House Speaker John Boehner (R-OH)

Long-term care and physician groups may be headed for an impasse when it comes to fixing Medicare’s system for paying doctors.

The American Medical Association “adamantly opposes” any short-term fix to Medicare’s Sustainable Growth Rate system, AMA President Ardis Dee Hoven, M.D., told Congressional lawmakers Monday. The AMA supports a bipartisan plan to finally achieve a permanent “doc fix,” which was unveiled with much fanfare last week.

Long-term care providers were more circumspect about that plan. The American Health Care Association/National Center for Assisted Living called the proposal “encouraging” but emphasized that legislators have not laid out a plan for how to pay for the repeal, which would lead to increases in physician payments rather than the decreases called for under the current SGR system.

Hoven’s comments came as another potential plan reportedly was taking shape. Speaker of the House John Boehner (R-OH) and other Republican leaders have been considering a nine-month “patch” of the SGR as part of their proposal that would raise the nation’s debt limit, according to various news outlets. Boehner and his colleagues met in a closed-door meeting Monday. Congress faces a Feb. 27 deadline to raise the debt limit.

AHCA/NCAL said it would support a longer timeframe for fixing the payment system, even if it means extending the 2% reduction in Medicare reimbursements enacted under the budget cuts known as sequestration. 

Congress needs time to carefully consider how to pay for a permanent repeal — and long-term care advocates do not want legislation rushed through, AHCA emphasized in an email Monday. Providers say they do not want lawmakers to make overly hasty decisions to offset the cost of an SGR repeal by reducing post-acute and long-term care reimbursements, which is on the table. Adjusting payment updates for some post-acute providers could lead to about $79 million in savings through 2023, according to a spreadsheet of potential SGR offsets that was distributed to lawmakers and obtained by the Bureau of National Affairs.

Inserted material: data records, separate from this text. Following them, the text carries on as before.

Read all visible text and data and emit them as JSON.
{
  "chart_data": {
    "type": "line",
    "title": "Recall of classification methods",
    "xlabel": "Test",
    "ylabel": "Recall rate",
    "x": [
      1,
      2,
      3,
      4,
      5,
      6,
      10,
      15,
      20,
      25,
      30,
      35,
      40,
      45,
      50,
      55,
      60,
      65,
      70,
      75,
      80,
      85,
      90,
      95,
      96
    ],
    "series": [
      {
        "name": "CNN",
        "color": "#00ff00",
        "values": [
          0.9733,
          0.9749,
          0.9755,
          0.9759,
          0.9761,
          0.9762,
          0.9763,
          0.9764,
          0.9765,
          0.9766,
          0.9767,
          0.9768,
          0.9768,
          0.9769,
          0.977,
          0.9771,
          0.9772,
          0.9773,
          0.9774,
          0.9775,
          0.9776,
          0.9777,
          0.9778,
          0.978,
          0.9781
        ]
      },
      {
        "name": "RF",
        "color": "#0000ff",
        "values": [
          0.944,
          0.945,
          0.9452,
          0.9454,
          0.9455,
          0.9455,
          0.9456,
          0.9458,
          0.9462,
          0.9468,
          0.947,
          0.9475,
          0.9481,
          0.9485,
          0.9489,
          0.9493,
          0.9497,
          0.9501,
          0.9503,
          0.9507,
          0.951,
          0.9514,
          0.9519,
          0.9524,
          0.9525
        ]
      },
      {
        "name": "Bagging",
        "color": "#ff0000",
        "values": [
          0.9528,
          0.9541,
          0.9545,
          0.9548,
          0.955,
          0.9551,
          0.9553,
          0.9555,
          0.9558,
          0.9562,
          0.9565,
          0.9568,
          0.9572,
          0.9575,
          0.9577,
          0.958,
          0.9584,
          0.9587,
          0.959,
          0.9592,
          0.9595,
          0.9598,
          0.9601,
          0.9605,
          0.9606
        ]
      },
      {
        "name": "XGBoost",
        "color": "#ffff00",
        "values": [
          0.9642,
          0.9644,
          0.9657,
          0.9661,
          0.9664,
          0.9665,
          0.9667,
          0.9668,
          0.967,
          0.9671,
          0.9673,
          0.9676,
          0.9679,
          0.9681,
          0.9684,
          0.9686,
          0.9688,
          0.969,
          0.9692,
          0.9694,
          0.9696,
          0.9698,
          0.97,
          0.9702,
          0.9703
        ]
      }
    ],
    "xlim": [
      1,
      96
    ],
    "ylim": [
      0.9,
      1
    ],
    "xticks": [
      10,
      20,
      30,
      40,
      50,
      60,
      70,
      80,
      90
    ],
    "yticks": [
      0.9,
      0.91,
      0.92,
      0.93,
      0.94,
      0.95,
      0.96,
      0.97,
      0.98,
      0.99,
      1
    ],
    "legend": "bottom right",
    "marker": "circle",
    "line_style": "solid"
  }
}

While extending sequestration cuts to help offset a nine-month SGR fix would be acceptable, AHCA members cannot support an extension of those cuts to offset spending that is not health-related, the association noted in an email to McKnight’s.

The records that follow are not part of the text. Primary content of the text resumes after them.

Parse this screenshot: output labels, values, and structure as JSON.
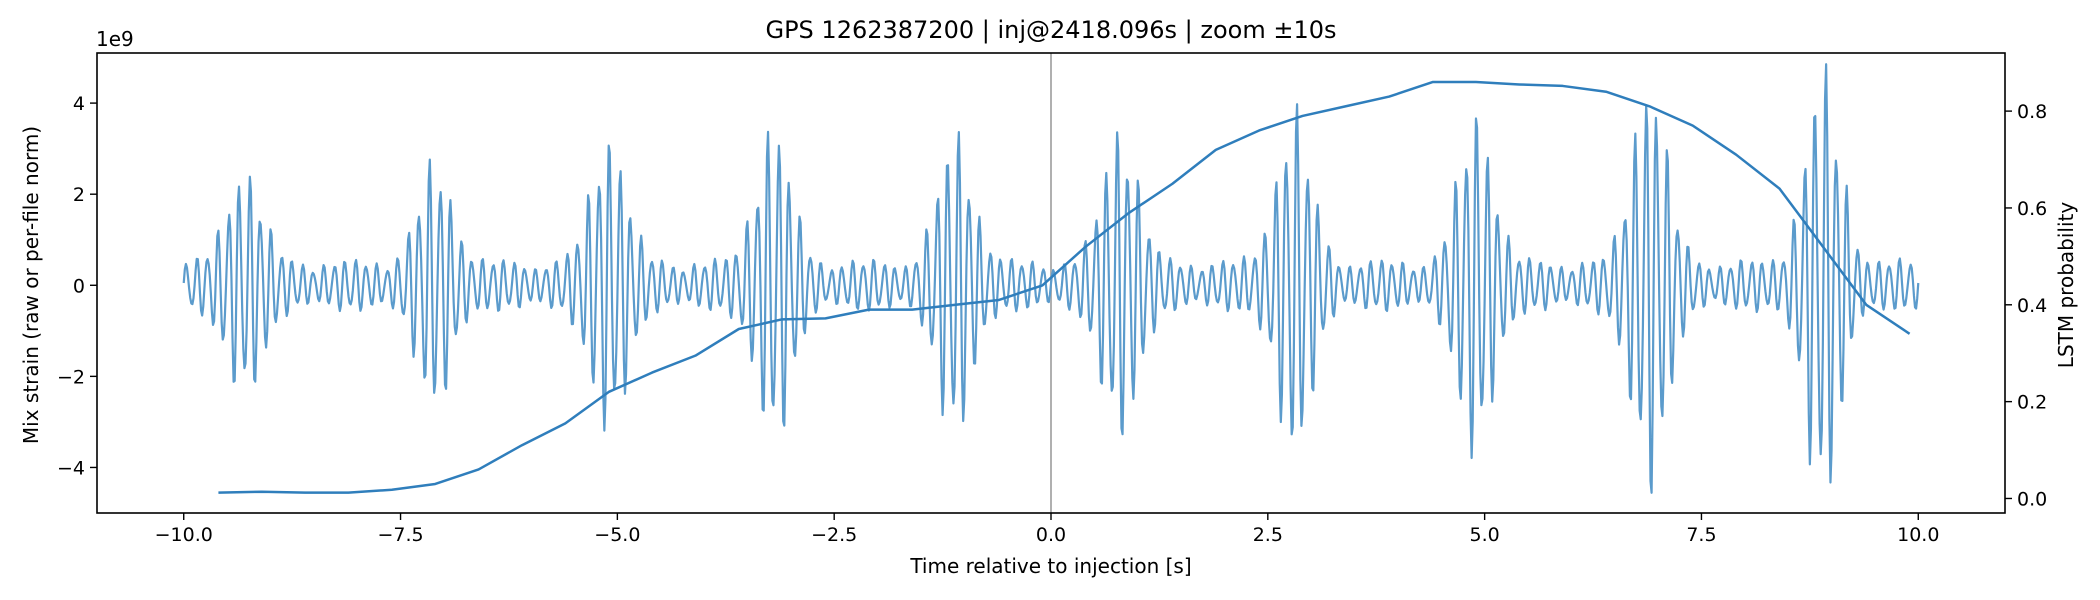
{
  "chart_data": {
    "type": "line",
    "title": "GPS 1262387200 | inj@2418.096s | zoom ±10s",
    "xlabel": "Time relative to injection [s]",
    "ylabel": "Mix strain (raw or per-file norm)",
    "ylabel_right": "LSTM probability",
    "offset_text": "1e9",
    "xlim": [
      -11.0,
      11.0
    ],
    "ylim": [
      -5.0,
      5.1
    ],
    "ylim_right": [
      -0.03,
      0.92
    ],
    "xticks": [
      -10.0,
      -7.5,
      -5.0,
      -2.5,
      0.0,
      2.5,
      5.0,
      7.5,
      10.0
    ],
    "xtick_labels": [
      "−10.0",
      "−7.5",
      "−5.0",
      "−2.5",
      "0.0",
      "2.5",
      "5.0",
      "7.5",
      "10.0"
    ],
    "yticks": [
      -4,
      -2,
      0,
      2,
      4
    ],
    "ytick_labels": [
      "−4",
      "−2",
      "0",
      "2",
      "4"
    ],
    "yticks_right": [
      0.0,
      0.2,
      0.4,
      0.6,
      0.8
    ],
    "ytick_labels_right": [
      "0.0",
      "0.2",
      "0.4",
      "0.6",
      "0.8"
    ],
    "vline_x": 0.0,
    "grid": false,
    "series": [
      {
        "axis": "left",
        "color": "#5b9bcc",
        "style": "burst oscillation (approximate envelope)",
        "x_range": [
          -10.0,
          10.0
        ],
        "bursts": [
          {
            "center": -9.3,
            "amplitude": 2.2
          },
          {
            "center": -7.1,
            "amplitude": 2.3
          },
          {
            "center": -5.1,
            "amplitude": 3.0
          },
          {
            "center": -3.2,
            "amplitude": 3.2
          },
          {
            "center": -1.1,
            "amplitude": 3.0
          },
          {
            "center": 0.8,
            "amplitude": 3.2
          },
          {
            "center": 2.8,
            "amplitude": 3.5
          },
          {
            "center": 4.9,
            "amplitude": 3.5
          },
          {
            "center": 6.9,
            "amplitude": 4.3
          },
          {
            "center": 8.9,
            "amplitude": 4.5
          }
        ],
        "baseline_amplitude": 0.6
      },
      {
        "axis": "right",
        "color": "#2f7ebc",
        "x": [
          -9.6,
          -9.1,
          -8.6,
          -8.1,
          -7.6,
          -7.1,
          -6.6,
          -6.1,
          -5.6,
          -5.1,
          -4.6,
          -4.1,
          -3.6,
          -3.1,
          -2.6,
          -2.1,
          -1.6,
          -1.1,
          -0.6,
          -0.1,
          0.4,
          0.9,
          1.4,
          1.9,
          2.4,
          2.9,
          3.4,
          3.9,
          4.4,
          4.9,
          5.4,
          5.9,
          6.4,
          6.9,
          7.4,
          7.9,
          8.4,
          8.9,
          9.4,
          9.9
        ],
        "values": [
          0.012,
          0.014,
          0.012,
          0.012,
          0.018,
          0.03,
          0.06,
          0.11,
          0.155,
          0.22,
          0.26,
          0.295,
          0.35,
          0.37,
          0.372,
          0.39,
          0.39,
          0.4,
          0.41,
          0.44,
          0.52,
          0.59,
          0.65,
          0.72,
          0.76,
          0.79,
          0.81,
          0.83,
          0.86,
          0.86,
          0.855,
          0.852,
          0.84,
          0.81,
          0.77,
          0.71,
          0.64,
          0.52,
          0.4,
          0.34
        ]
      }
    ]
  }
}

Another prominent long-term care association, LeadingAge, has raised a separate concern. The bipartisan proposal to repeal the SGR does not address caps on therapy reimbursements, and the current exceptions to the caps are set to expire March 31.

“The therapy caps would reduce Medicare beneficiaries’ access to rehabilitation services by limiting their choice of providers; by forcing them to bear 100% of the cost of care once they exceed the cap; or by self-rationing their care to avoid exhausting their benefits,” LeadingAge President and CEO Larry Minnix wrote in a Feb. 7 letter to Congress.